As one of India's most ambitious exercises in the recent past, the Smart Cities Mission can only succeed through a people-centric approach assert those in the know.
The development of India's Smart Cities has to be people-centric if the programme has to succeed in the long-term, a cross section of experts opined. This will entail smarter use of available resources and technologies to improve both infrastructure and service delivery in areas proposed for such development.

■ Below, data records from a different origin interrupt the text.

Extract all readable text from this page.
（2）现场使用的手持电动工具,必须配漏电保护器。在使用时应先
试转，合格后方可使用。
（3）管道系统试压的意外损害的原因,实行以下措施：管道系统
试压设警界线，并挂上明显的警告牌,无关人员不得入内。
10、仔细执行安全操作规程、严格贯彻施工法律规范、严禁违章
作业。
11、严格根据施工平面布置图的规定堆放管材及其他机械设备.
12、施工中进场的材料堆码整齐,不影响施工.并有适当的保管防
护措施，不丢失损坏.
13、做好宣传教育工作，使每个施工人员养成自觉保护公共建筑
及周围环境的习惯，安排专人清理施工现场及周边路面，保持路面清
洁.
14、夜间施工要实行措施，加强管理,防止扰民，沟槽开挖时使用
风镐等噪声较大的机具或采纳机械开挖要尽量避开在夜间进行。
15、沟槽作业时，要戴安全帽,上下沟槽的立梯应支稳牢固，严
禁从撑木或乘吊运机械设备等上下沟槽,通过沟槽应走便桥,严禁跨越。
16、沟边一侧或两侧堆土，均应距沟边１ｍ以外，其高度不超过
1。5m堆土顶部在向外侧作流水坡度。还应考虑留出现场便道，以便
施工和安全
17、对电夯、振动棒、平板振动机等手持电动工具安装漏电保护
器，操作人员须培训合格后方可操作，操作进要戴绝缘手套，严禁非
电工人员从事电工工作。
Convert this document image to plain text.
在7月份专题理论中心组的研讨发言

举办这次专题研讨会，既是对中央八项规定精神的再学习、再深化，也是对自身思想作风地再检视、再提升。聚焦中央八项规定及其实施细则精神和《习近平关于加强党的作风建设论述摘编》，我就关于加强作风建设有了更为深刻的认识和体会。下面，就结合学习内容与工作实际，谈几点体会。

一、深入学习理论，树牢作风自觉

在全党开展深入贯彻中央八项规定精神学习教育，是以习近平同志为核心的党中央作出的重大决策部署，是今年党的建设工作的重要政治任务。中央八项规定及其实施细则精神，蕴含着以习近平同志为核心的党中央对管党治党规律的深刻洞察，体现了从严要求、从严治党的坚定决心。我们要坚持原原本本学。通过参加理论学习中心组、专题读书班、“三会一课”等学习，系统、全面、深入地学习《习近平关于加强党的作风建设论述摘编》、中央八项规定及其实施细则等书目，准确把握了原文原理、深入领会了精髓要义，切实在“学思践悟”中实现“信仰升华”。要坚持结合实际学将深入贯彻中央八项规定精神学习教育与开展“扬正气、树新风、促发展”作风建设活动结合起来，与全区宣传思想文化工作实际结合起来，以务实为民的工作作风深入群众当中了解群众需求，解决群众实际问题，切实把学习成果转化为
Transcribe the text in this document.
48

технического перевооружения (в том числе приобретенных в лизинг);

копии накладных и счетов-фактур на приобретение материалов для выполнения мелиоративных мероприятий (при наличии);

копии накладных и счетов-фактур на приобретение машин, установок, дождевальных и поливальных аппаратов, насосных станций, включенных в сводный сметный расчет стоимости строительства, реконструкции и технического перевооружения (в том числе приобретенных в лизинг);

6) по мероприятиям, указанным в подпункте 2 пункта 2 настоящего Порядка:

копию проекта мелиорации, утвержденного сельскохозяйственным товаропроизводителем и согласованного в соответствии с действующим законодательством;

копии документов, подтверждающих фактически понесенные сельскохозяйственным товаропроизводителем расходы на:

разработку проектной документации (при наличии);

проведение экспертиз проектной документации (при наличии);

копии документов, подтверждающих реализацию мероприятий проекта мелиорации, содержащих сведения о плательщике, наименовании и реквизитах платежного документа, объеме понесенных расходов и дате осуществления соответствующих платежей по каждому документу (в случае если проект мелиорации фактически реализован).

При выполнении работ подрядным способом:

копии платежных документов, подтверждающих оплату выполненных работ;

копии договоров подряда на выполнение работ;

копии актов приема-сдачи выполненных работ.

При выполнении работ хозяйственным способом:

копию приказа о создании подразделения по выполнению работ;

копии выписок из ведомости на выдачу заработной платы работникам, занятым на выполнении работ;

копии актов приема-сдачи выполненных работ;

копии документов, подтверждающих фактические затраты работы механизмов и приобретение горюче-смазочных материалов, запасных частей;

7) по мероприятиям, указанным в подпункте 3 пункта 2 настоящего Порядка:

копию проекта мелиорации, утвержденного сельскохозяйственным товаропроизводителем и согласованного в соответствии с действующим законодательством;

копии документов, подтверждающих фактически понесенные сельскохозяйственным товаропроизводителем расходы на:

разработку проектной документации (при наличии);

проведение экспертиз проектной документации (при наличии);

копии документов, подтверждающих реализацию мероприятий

Addressing the 'National Summit on 100 Smart Cities India 2017', Amit Singh, Director, Smart Cities, PwC, remarked that though the federal Government's Smart Cities Mission was not an instant recipe to address the problem of rapid urbanisation, it was an important initiative all the same. 'Success or failure of this lies in our own hands as citizens are the most important part of the smart city ecosystem,' he said. Agreeing with Singh, Arun Kumar Mishra, Director, National Smart Grid Mission, added that besides processes and technology, people too will form an important component of the smart city grids. He observed, 'Historically, people were not required to contribute to the Smart City Grid. However, times are changing now and we can't go ahead and serve to the demands of people as and when they come. We also need them to be active participants in the smart city processes.'
Although technology will be pivotal to the effective rollout of the Smart Cities Mission, industry insiders feel that this might require some level of standardisation being put in place. Dinesh Chand Sharma, Director, Standardisation, Policy & Regulation, Seconded European Standardisation Expert - India (SESEI), emphasised the importance of implementing common architecture platforms, 'We need to implement technologies that are future proof. There is a set standard that defines Smart City, but we need to have a standard ICT architecture for surveillance that can be used to plug and play applications.'
Alka Asthana, CTO, Bharti Infratel Ltd, pointed out that the expectation set had not been standardised. She briefly elaborated on how the challenges that firms such as Bharti Infratel encounter at the ground level impacted their capex. Citing the example of Bhopal, she said, 'The nerve centre is not ready in the city and, hence, overall implementation and fruits of implementation are not visible on the ground.'
Describing the Smart City Mission as one of the most dynamic and challenging initiatives ever planned in modern India, Swayan Chaudhuri, Managing Director & CEO, Panaji Smart City Development Ltd, added, 'It is a new process for all involved and the biggest challenge that this mission faces is in implementation. Since it is a new process for all involved, the need of the hour is effective consultation. Experts in the domain and industry leaders need to step-up and come out with consultations that can help in effective planning and execution.'
But how can this multitude of challenges be best surmounted? Elaborating on this point in a little more detail, Reji Kumar Pillai, President and CEO, India Smart Grid Forum (ISGF) said, 'Planning a city may take decades and not just years. What we are trying to do is look for quick fix solutions for the existing problems, which should not be the case. The rate of change of technology and its impact also needs to be taken into account while planning for a smart city.'
Earlier, welcoming delegates, Shashi Dharan, Managing Director, Bharat Exhibitions, organiser of the summit, said, 'GoI's vision to create 100 new smart cities to support the rapid urbanisation is an important step, as it seeks to provide residents with an efficient and reliable infrastructure, enhanced quality of life and economic opportunities.'
He added that though in the absence of information and communication technologies (ICT) one cannot have a good smart city, but close attention had to also be given to several other aspects.
Asked for a comment on the sidelines of the event one of the delegates, Archana Mohan, PhD Scholar in Sociocultural Anthropology, Binghamton University, interestingly pointed out, 'Smart cities in India have to be inclusive. This means catering to people from different socio-economic backgrounds, gender, physical disabilities, and so on. For instance, if you planning to have smart public transport, it should be accessible to people on wheelchairs or it should be safe for women to take any kind of public transport. For inclusive smart cities, you also need to cultivate conscious smart citizens through awareness campaigns. However, this aspect is presently not so much in focus when we talk about smart cities in India.' In Mohan's view, these challenges need to be worked upon simultaneously, with everyone from lawmakers, planners, companies, NGOs, academics and citizens working together to resolve them. The summit also hosted two technical sessions on on 'Transforming India Towards Smart Cities' and 'Technologies Driving Smart Cities' that saw representatives of firms from India, Israel and Singapore make presentations on solutions offered for smart cities in areas as diverse as urban planning, cloud computing, data centres, energy, transportation and sustainable development.
It is estimated that by the first half of the 21st century, 70 per cent of India's population will be residing in cities. Moreover, the country is expected to overtake China in population terms by 2024. Therefore, in June 2015, the country kickstarted a $7.5 billion programme for development of 100 smart cities. In addition, 500 other cities will also be revitalised under the plan.